Exclude some of the different sort links on the threads (i.e. by date) so that we don't recrawl things we've already seen
Implement RecrawlScript to only get fresh content.

Add Signals Support to the Query Pipeline

Hook in the appropriate stages on the query pipeline to take advantage of signals.

Fix the 'p' route in views.py to properly map old ASF links to new search hub facets

Coming from Lucene (lucene.apache.org), we get queries like http://find.searchhub.org/p:lucene,solr?q=garbage+collection&searchProvider=lucid

We currently have a route for 'p' in views.py, but it does not properly handle mapping the projects to our new project label facets.

Schedule the supporting jobs for the batch-computed recomenders

Minify foundation.js for production

We currently aren't minify foundation.js for production and this is leading to significantly longer load times.

Add JIRA Crawling

Since the Fusion JIRA connector can only crawl an entire JIRA site, we need a JIRA pipeline that drops documents from projects that we are not interested in.

Per Document View

It would be nice to show per document views of results, i.e. when a user clicks on a specific results we take them to a details page.

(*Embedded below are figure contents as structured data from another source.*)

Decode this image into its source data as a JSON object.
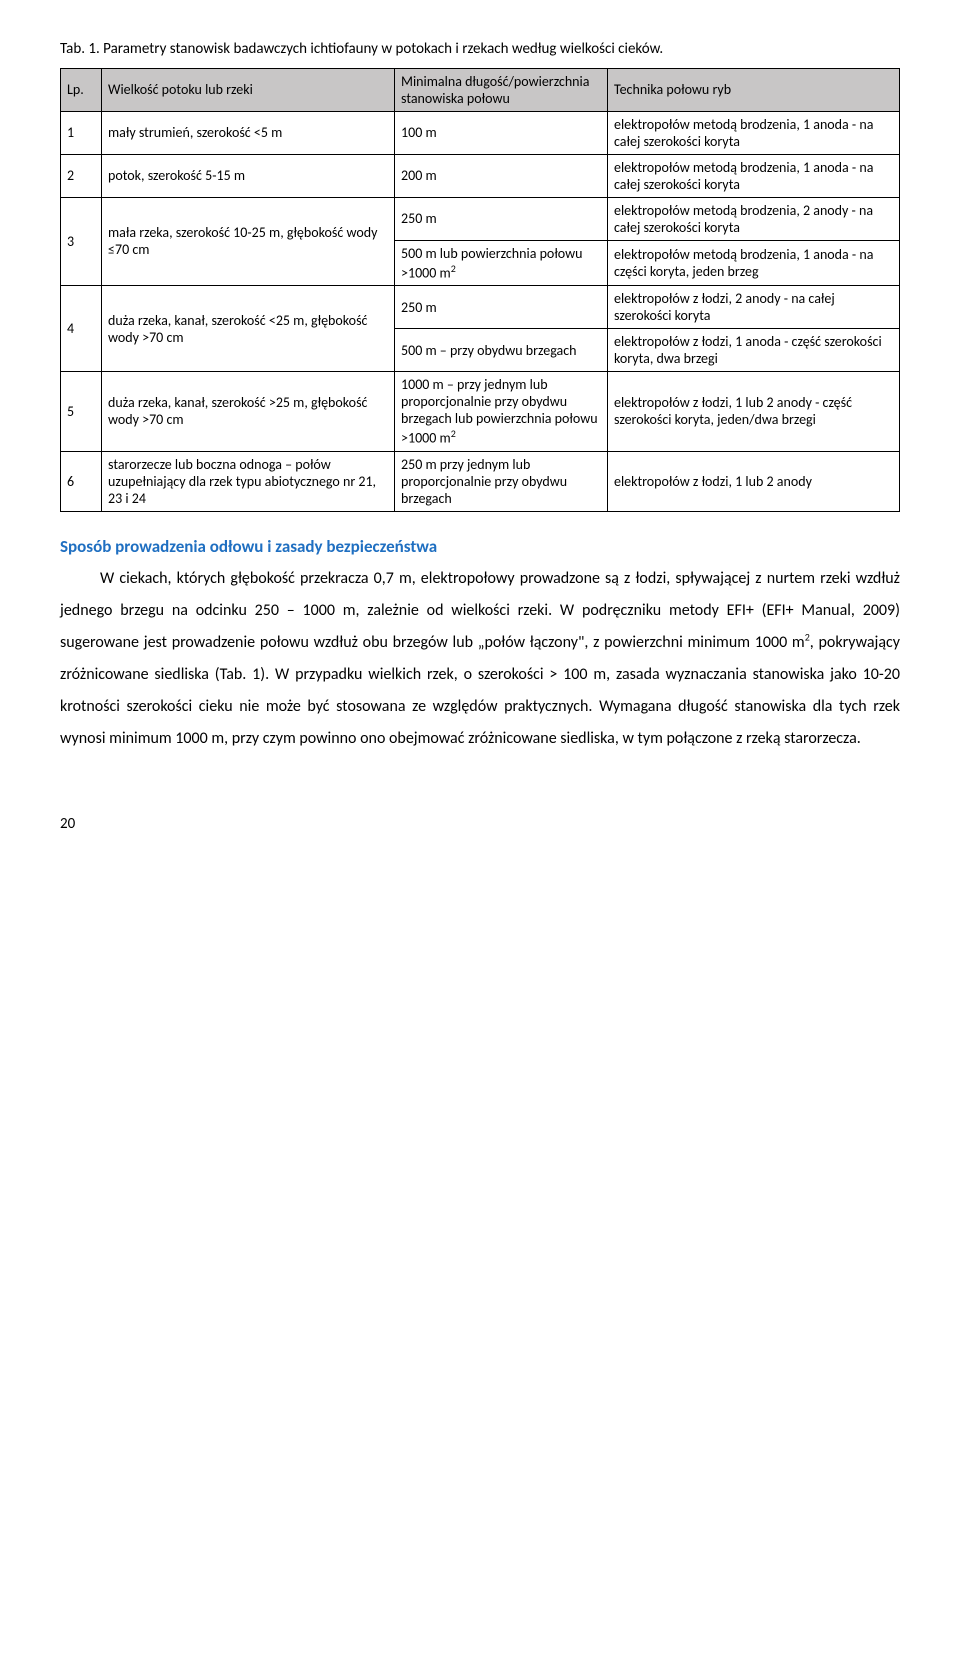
{
  "table_caption": "Tab. 1. Parametry stanowisk badawczych ichtiofauny w potokach i rzekach według wielkości cieków.",
  "headers": {
    "lp": "Lp.",
    "name": "Wielkość potoku lub rzeki",
    "min": "Minimalna długość/powierzchnia stanowiska połowu",
    "tech": "Technika połowu ryb"
  },
  "rows": {
    "r1": {
      "lp": "1",
      "name": "mały strumień, szerokość <5 m",
      "min": "100 m",
      "tech": "elektropołów metodą brodzenia, 1 anoda - na całej szerokości koryta"
    },
    "r2": {
      "lp": "2",
      "name": "potok, szerokość 5-15 m",
      "min": "200 m",
      "tech": "elektropołów metodą brodzenia, 1 anoda - na całej szerokości koryta"
    },
    "r3": {
      "lp": "3",
      "name": "mała rzeka, szerokość 10-25 m, głębokość wody ≤70 cm",
      "min_a": "250 m",
      "tech_a": "elektropołów metodą brodzenia, 2 anody - na całej szerokości koryta",
      "min_b_pre": "500 m lub powierzchnia połowu >1000 m",
      "min_b_sup": "2",
      "tech_b": "elektropołów metodą brodzenia, 1 anoda - na części koryta, jeden brzeg"
    },
    "r4": {
      "lp": "4",
      "name": "duża rzeka, kanał, szerokość <25 m, głębokość wody >70 cm",
      "min_a": "250 m",
      "tech_a": "elektropołów z łodzi, 2 anody - na całej szerokości koryta",
      "min_b": "500 m – przy obydwu brzegach",
      "tech_b": "elektropołów z łodzi, 1 anoda - część szerokości koryta, dwa brzegi"
    },
    "r5": {
      "lp": "5",
      "name": "duża rzeka, kanał, szerokość >25 m, głębokość wody >70 cm",
      "min_pre": "1000 m – przy jednym lub proporcjonalnie przy obydwu brzegach lub powierzchnia połowu >1000 m",
      "min_sup": "2",
      "tech": "elektropołów z łodzi, 1 lub 2 anody - część szerokości koryta, jeden/dwa brzegi"
    },
    "r6": {
      "lp": "6",
      "name": "starorzecze lub boczna odnoga – połów uzupełniający dla rzek typu abiotycznego nr 21, 23 i 24",
      "min": "250 m przy jednym lub proporcjonalnie przy obydwu brzegach",
      "tech": "elektropołów z łodzi, 1 lub 2 anody"
    }
  },
  "section_title": "Sposób prowadzenia odłowu i zasady bezpieczeństwa",
  "para_pre": "W ciekach, których głębokość przekracza 0,7 m, elektropołowy prowadzone są z łodzi, spływającej z nurtem rzeki wzdłuż jednego brzegu na odcinku 250 – 1000 m, zależnie od wielkości rzeki. W podręczniku metody EFI+ (EFI+ Manual, 2009) sugerowane jest prowadzenie połowu wzdłuż obu brzegów lub „połów łączony\", z powierzchni minimum 1000 m",
  "para_sup": "2",
  "para_post": ", pokrywający zróżnicowane siedliska (Tab. 1). W przypadku wielkich rzek, o szerokości > 100 m, zasada wyznaczania stanowiska jako 10-20 krotności szerokości cieku nie może być stosowana ze względów praktycznych. Wymagana długość stanowiska dla tych rzek wynosi minimum 1000 m, przy czym powinno ono obejmować zróżnicowane siedliska, w tym połączone z rzeką starorzecza.",
  "page_number": "20"
}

Write Fusion spark job to do classification (20 newsgroups style) to the mailing list data

We'd like to showcase training and running classification of content as it flows into the system by writing a classifier that predicts what mailing list a message best belongs to and then writing that prediction onto the document itself. We should then show that prediction as a facet in the UI. Would also be good to report in the UI statistics on how our classifier is performing.

Fix document template views in Search Results

We need to clean up the document template views so that they don't show so much text.

They should do either:

Show the highlight snippets
Show some reasonable snippet of text (like a couple of sentences)

For mailing list, we should trim off headers and signatures and the like for the mailing list items.

Add signal spam detection to the Flask Proxy

In order to prevent signal spamming, we should add some spam detection to the proxy.

For starters, perhaps we could watch for a high volume of clicks or other signals from the same IP and/or user within some configurable delta of time, say 10 seconds.

This should go in the views.py "snowplow" route.

Add Stack Overflow topics

For some projects, it would be good to add stack overflow topics.

Incorporate Word2Vec for index time and query time synonym expansion

Setup and schedule a word2vec job that adds word2Vec synonyms for top terms in a document as a field on the document. Then facet/display that

Update the analyzers to strip HTML

Turn on multi-select faceting

Try doing a search, and then select more than one date facet. You'll get no results, because it looks like the filter facets in the same group are AND'ed together. See Solr's documentation for details.

Flask/App Performance Tuning

Now that we are up and running, there are several places we can optimize for performance to make the site faster.

Flask tuning -- compression, others. See http://damyanon.net/flask-series-optimizations/
Solr facet queries, see related issues
clean up code base

Move signals to use a non-admin user

Change the middle tier to send signals using a non-admin user. We should create a new user (or use the lucidfind user) for signals and give them permission to post to the signals index and that is it.

UI doesn't show properly in Safari

When viewing the site in Safari, the search box gets truncated and doesn't display properly. It works properly in FireFox and Chrome.